Currently available computational tools for the prediction of pathogenicity of missense variants mostly rely on analysis of sequence conservation/evolution. Mainly, the relative frequencies of wild-type and mutated amino acids at the given mutation site are evaluated from multiple sequence alignments (MSA) of homologous proteins. While this approach has proven effective, it suffers from usual shortcomings associated with the creation of sufficiently populated and variegated MSAs. Besides, the intuitive correlation between sequence conservation and low tolerance to mutations does not depict the whole scenario: in many cases, variants at non-conserved positions exhibit a complex pattern of functional modifications, stemming from the very fact that the lack of conservation at some sites may be a source of variability allowing for the functional specialization of proteins belonging to the same family. Functional/dysfunctional effects induced by mutations at non-conserved positions often do not correlate with the evolutionary frequencies of the amino acids [1].

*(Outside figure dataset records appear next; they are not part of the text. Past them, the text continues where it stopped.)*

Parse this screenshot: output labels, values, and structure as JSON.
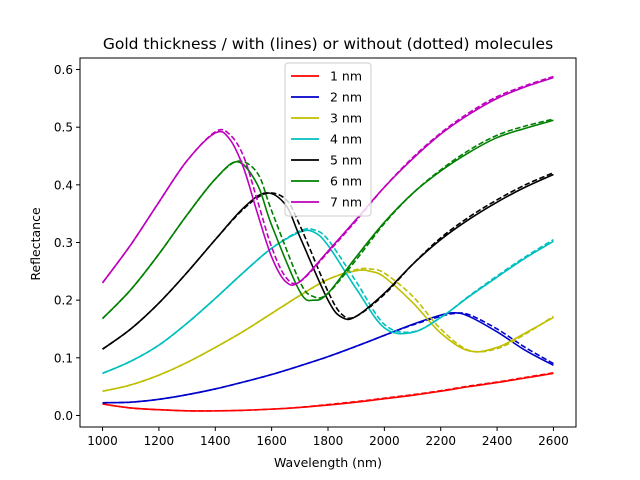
{
  "chart_data": {
    "type": "line",
    "title": "Gold thickness / with (lines) or without (dotted) molecules",
    "xlabel": "Wavelength (nm)",
    "ylabel": "Reflectance",
    "xlim": [
      920,
      2680
    ],
    "ylim": [
      -0.02,
      0.62
    ],
    "xticks": [
      1000,
      1200,
      1400,
      1600,
      1800,
      2000,
      2200,
      2400,
      2600
    ],
    "yticks": [
      0.0,
      0.1,
      0.2,
      0.3,
      0.4,
      0.5,
      0.6
    ],
    "grid": false,
    "legend_position": "top-center",
    "series": [
      {
        "name": "1 nm",
        "color": "#ff0000",
        "solid": [
          [
            1000,
            0.02
          ],
          [
            1100,
            0.013
          ],
          [
            1200,
            0.01
          ],
          [
            1300,
            0.008
          ],
          [
            1400,
            0.008
          ],
          [
            1500,
            0.009
          ],
          [
            1600,
            0.011
          ],
          [
            1700,
            0.014
          ],
          [
            1800,
            0.018
          ],
          [
            1900,
            0.023
          ],
          [
            2000,
            0.029
          ],
          [
            2100,
            0.035
          ],
          [
            2200,
            0.042
          ],
          [
            2300,
            0.05
          ],
          [
            2400,
            0.057
          ],
          [
            2500,
            0.065
          ],
          [
            2600,
            0.073
          ]
        ],
        "dotted": [
          [
            1000,
            0.02
          ],
          [
            1100,
            0.013
          ],
          [
            1200,
            0.01
          ],
          [
            1300,
            0.008
          ],
          [
            1400,
            0.008
          ],
          [
            1500,
            0.009
          ],
          [
            1600,
            0.011
          ],
          [
            1700,
            0.014
          ],
          [
            1800,
            0.019
          ],
          [
            1900,
            0.024
          ],
          [
            2000,
            0.03
          ],
          [
            2100,
            0.036
          ],
          [
            2200,
            0.043
          ],
          [
            2300,
            0.051
          ],
          [
            2400,
            0.058
          ],
          [
            2500,
            0.066
          ],
          [
            2600,
            0.074
          ]
        ]
      },
      {
        "name": "2 nm",
        "color": "#0000cc",
        "solid": [
          [
            1000,
            0.022
          ],
          [
            1100,
            0.023
          ],
          [
            1200,
            0.028
          ],
          [
            1300,
            0.036
          ],
          [
            1400,
            0.046
          ],
          [
            1500,
            0.058
          ],
          [
            1600,
            0.071
          ],
          [
            1700,
            0.086
          ],
          [
            1800,
            0.102
          ],
          [
            1900,
            0.12
          ],
          [
            2000,
            0.139
          ],
          [
            2100,
            0.158
          ],
          [
            2200,
            0.174
          ],
          [
            2250,
            0.178
          ],
          [
            2300,
            0.172
          ],
          [
            2400,
            0.145
          ],
          [
            2500,
            0.113
          ],
          [
            2600,
            0.087
          ]
        ],
        "dotted": [
          [
            1000,
            0.022
          ],
          [
            1100,
            0.023
          ],
          [
            1200,
            0.028
          ],
          [
            1300,
            0.036
          ],
          [
            1400,
            0.046
          ],
          [
            1500,
            0.058
          ],
          [
            1600,
            0.071
          ],
          [
            1700,
            0.086
          ],
          [
            1800,
            0.102
          ],
          [
            1900,
            0.12
          ],
          [
            2000,
            0.139
          ],
          [
            2100,
            0.157
          ],
          [
            2200,
            0.172
          ],
          [
            2250,
            0.177
          ],
          [
            2300,
            0.175
          ],
          [
            2400,
            0.15
          ],
          [
            2500,
            0.118
          ],
          [
            2600,
            0.09
          ]
        ]
      },
      {
        "name": "3 nm",
        "color": "#bfbf00",
        "solid": [
          [
            1000,
            0.042
          ],
          [
            1100,
            0.053
          ],
          [
            1200,
            0.07
          ],
          [
            1300,
            0.092
          ],
          [
            1400,
            0.118
          ],
          [
            1500,
            0.146
          ],
          [
            1600,
            0.177
          ],
          [
            1700,
            0.208
          ],
          [
            1800,
            0.236
          ],
          [
            1900,
            0.251
          ],
          [
            1950,
            0.25
          ],
          [
            2000,
            0.24
          ],
          [
            2100,
            0.196
          ],
          [
            2200,
            0.143
          ],
          [
            2300,
            0.112
          ],
          [
            2400,
            0.118
          ],
          [
            2500,
            0.143
          ],
          [
            2600,
            0.17
          ]
        ],
        "dotted": [
          [
            1000,
            0.042
          ],
          [
            1100,
            0.053
          ],
          [
            1200,
            0.07
          ],
          [
            1300,
            0.092
          ],
          [
            1400,
            0.118
          ],
          [
            1500,
            0.146
          ],
          [
            1600,
            0.177
          ],
          [
            1700,
            0.208
          ],
          [
            1800,
            0.236
          ],
          [
            1900,
            0.253
          ],
          [
            1950,
            0.254
          ],
          [
            2000,
            0.247
          ],
          [
            2100,
            0.207
          ],
          [
            2200,
            0.15
          ],
          [
            2300,
            0.113
          ],
          [
            2400,
            0.116
          ],
          [
            2500,
            0.141
          ],
          [
            2600,
            0.172
          ]
        ]
      },
      {
        "name": "4 nm",
        "color": "#00bfbf",
        "solid": [
          [
            1000,
            0.073
          ],
          [
            1100,
            0.094
          ],
          [
            1200,
            0.122
          ],
          [
            1300,
            0.16
          ],
          [
            1400,
            0.203
          ],
          [
            1500,
            0.248
          ],
          [
            1600,
            0.29
          ],
          [
            1700,
            0.318
          ],
          [
            1750,
            0.318
          ],
          [
            1800,
            0.295
          ],
          [
            1900,
            0.22
          ],
          [
            2000,
            0.152
          ],
          [
            2100,
            0.144
          ],
          [
            2200,
            0.17
          ],
          [
            2300,
            0.206
          ],
          [
            2400,
            0.24
          ],
          [
            2500,
            0.273
          ],
          [
            2600,
            0.302
          ]
        ],
        "dotted": [
          [
            1000,
            0.073
          ],
          [
            1100,
            0.094
          ],
          [
            1200,
            0.122
          ],
          [
            1300,
            0.16
          ],
          [
            1400,
            0.203
          ],
          [
            1500,
            0.248
          ],
          [
            1600,
            0.29
          ],
          [
            1700,
            0.32
          ],
          [
            1750,
            0.322
          ],
          [
            1800,
            0.305
          ],
          [
            1900,
            0.232
          ],
          [
            2000,
            0.158
          ],
          [
            2100,
            0.145
          ],
          [
            2200,
            0.17
          ],
          [
            2300,
            0.207
          ],
          [
            2400,
            0.242
          ],
          [
            2500,
            0.275
          ],
          [
            2600,
            0.305
          ]
        ]
      },
      {
        "name": "5 nm",
        "color": "#000000",
        "solid": [
          [
            1000,
            0.115
          ],
          [
            1100,
            0.15
          ],
          [
            1200,
            0.195
          ],
          [
            1300,
            0.248
          ],
          [
            1400,
            0.305
          ],
          [
            1500,
            0.36
          ],
          [
            1580,
            0.386
          ],
          [
            1650,
            0.365
          ],
          [
            1700,
            0.31
          ],
          [
            1800,
            0.2
          ],
          [
            1850,
            0.17
          ],
          [
            1900,
            0.172
          ],
          [
            2000,
            0.212
          ],
          [
            2100,
            0.262
          ],
          [
            2200,
            0.305
          ],
          [
            2300,
            0.34
          ],
          [
            2400,
            0.37
          ],
          [
            2500,
            0.396
          ],
          [
            2600,
            0.418
          ]
        ],
        "dotted": [
          [
            1000,
            0.115
          ],
          [
            1100,
            0.15
          ],
          [
            1200,
            0.195
          ],
          [
            1300,
            0.248
          ],
          [
            1400,
            0.305
          ],
          [
            1500,
            0.358
          ],
          [
            1580,
            0.385
          ],
          [
            1650,
            0.375
          ],
          [
            1700,
            0.33
          ],
          [
            1800,
            0.215
          ],
          [
            1850,
            0.175
          ],
          [
            1900,
            0.172
          ],
          [
            2000,
            0.21
          ],
          [
            2100,
            0.262
          ],
          [
            2200,
            0.308
          ],
          [
            2300,
            0.344
          ],
          [
            2400,
            0.374
          ],
          [
            2500,
            0.4
          ],
          [
            2600,
            0.421
          ]
        ]
      },
      {
        "name": "6 nm",
        "color": "#008000",
        "solid": [
          [
            1000,
            0.168
          ],
          [
            1100,
            0.218
          ],
          [
            1200,
            0.28
          ],
          [
            1300,
            0.348
          ],
          [
            1400,
            0.41
          ],
          [
            1480,
            0.44
          ],
          [
            1550,
            0.4
          ],
          [
            1600,
            0.33
          ],
          [
            1700,
            0.215
          ],
          [
            1750,
            0.2
          ],
          [
            1800,
            0.212
          ],
          [
            1900,
            0.275
          ],
          [
            2000,
            0.335
          ],
          [
            2100,
            0.385
          ],
          [
            2200,
            0.424
          ],
          [
            2300,
            0.456
          ],
          [
            2400,
            0.482
          ],
          [
            2500,
            0.498
          ],
          [
            2600,
            0.512
          ]
        ],
        "dotted": [
          [
            1000,
            0.168
          ],
          [
            1100,
            0.218
          ],
          [
            1200,
            0.28
          ],
          [
            1300,
            0.348
          ],
          [
            1400,
            0.41
          ],
          [
            1480,
            0.441
          ],
          [
            1550,
            0.42
          ],
          [
            1600,
            0.355
          ],
          [
            1700,
            0.232
          ],
          [
            1750,
            0.206
          ],
          [
            1800,
            0.212
          ],
          [
            1900,
            0.27
          ],
          [
            2000,
            0.333
          ],
          [
            2100,
            0.385
          ],
          [
            2200,
            0.426
          ],
          [
            2300,
            0.46
          ],
          [
            2400,
            0.486
          ],
          [
            2500,
            0.502
          ],
          [
            2600,
            0.514
          ]
        ]
      },
      {
        "name": "7 nm",
        "color": "#bf00bf",
        "solid": [
          [
            1000,
            0.23
          ],
          [
            1100,
            0.296
          ],
          [
            1200,
            0.37
          ],
          [
            1300,
            0.442
          ],
          [
            1400,
            0.49
          ],
          [
            1450,
            0.48
          ],
          [
            1500,
            0.43
          ],
          [
            1550,
            0.35
          ],
          [
            1600,
            0.275
          ],
          [
            1650,
            0.232
          ],
          [
            1700,
            0.232
          ],
          [
            1800,
            0.285
          ],
          [
            1900,
            0.34
          ],
          [
            2000,
            0.396
          ],
          [
            2100,
            0.445
          ],
          [
            2200,
            0.488
          ],
          [
            2300,
            0.522
          ],
          [
            2400,
            0.55
          ],
          [
            2500,
            0.57
          ],
          [
            2600,
            0.586
          ]
        ],
        "dotted": [
          [
            1000,
            0.23
          ],
          [
            1100,
            0.296
          ],
          [
            1200,
            0.37
          ],
          [
            1300,
            0.442
          ],
          [
            1400,
            0.492
          ],
          [
            1450,
            0.488
          ],
          [
            1500,
            0.45
          ],
          [
            1550,
            0.372
          ],
          [
            1600,
            0.292
          ],
          [
            1650,
            0.24
          ],
          [
            1700,
            0.232
          ],
          [
            1800,
            0.283
          ],
          [
            1900,
            0.338
          ],
          [
            2000,
            0.396
          ],
          [
            2100,
            0.447
          ],
          [
            2200,
            0.49
          ],
          [
            2300,
            0.525
          ],
          [
            2400,
            0.553
          ],
          [
            2500,
            0.572
          ],
          [
            2600,
            0.588
          ]
        ]
      }
    ]
  }
}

In view of these limitations, the need for devising prediction tools that take account of the physical properties of the protein, complementing those implied by evolutionary statistics, became clear. Several studies demonstrated the benefits of considering structural features in the evaluation of the impact of mutations on protein functionality for identifying disease-causing mutations. Among them, PolyPhen-2 [2] is a broadly used tool that showed significant success by including various structural properties as parameters in the evaluation of a variant’s pathogenicity. Yet, there is a need to further improve our ability to discriminate between disease-causing and neutral mutations, given the discrepancy that still exists between predicted and actual consequences of many missense mutations [3].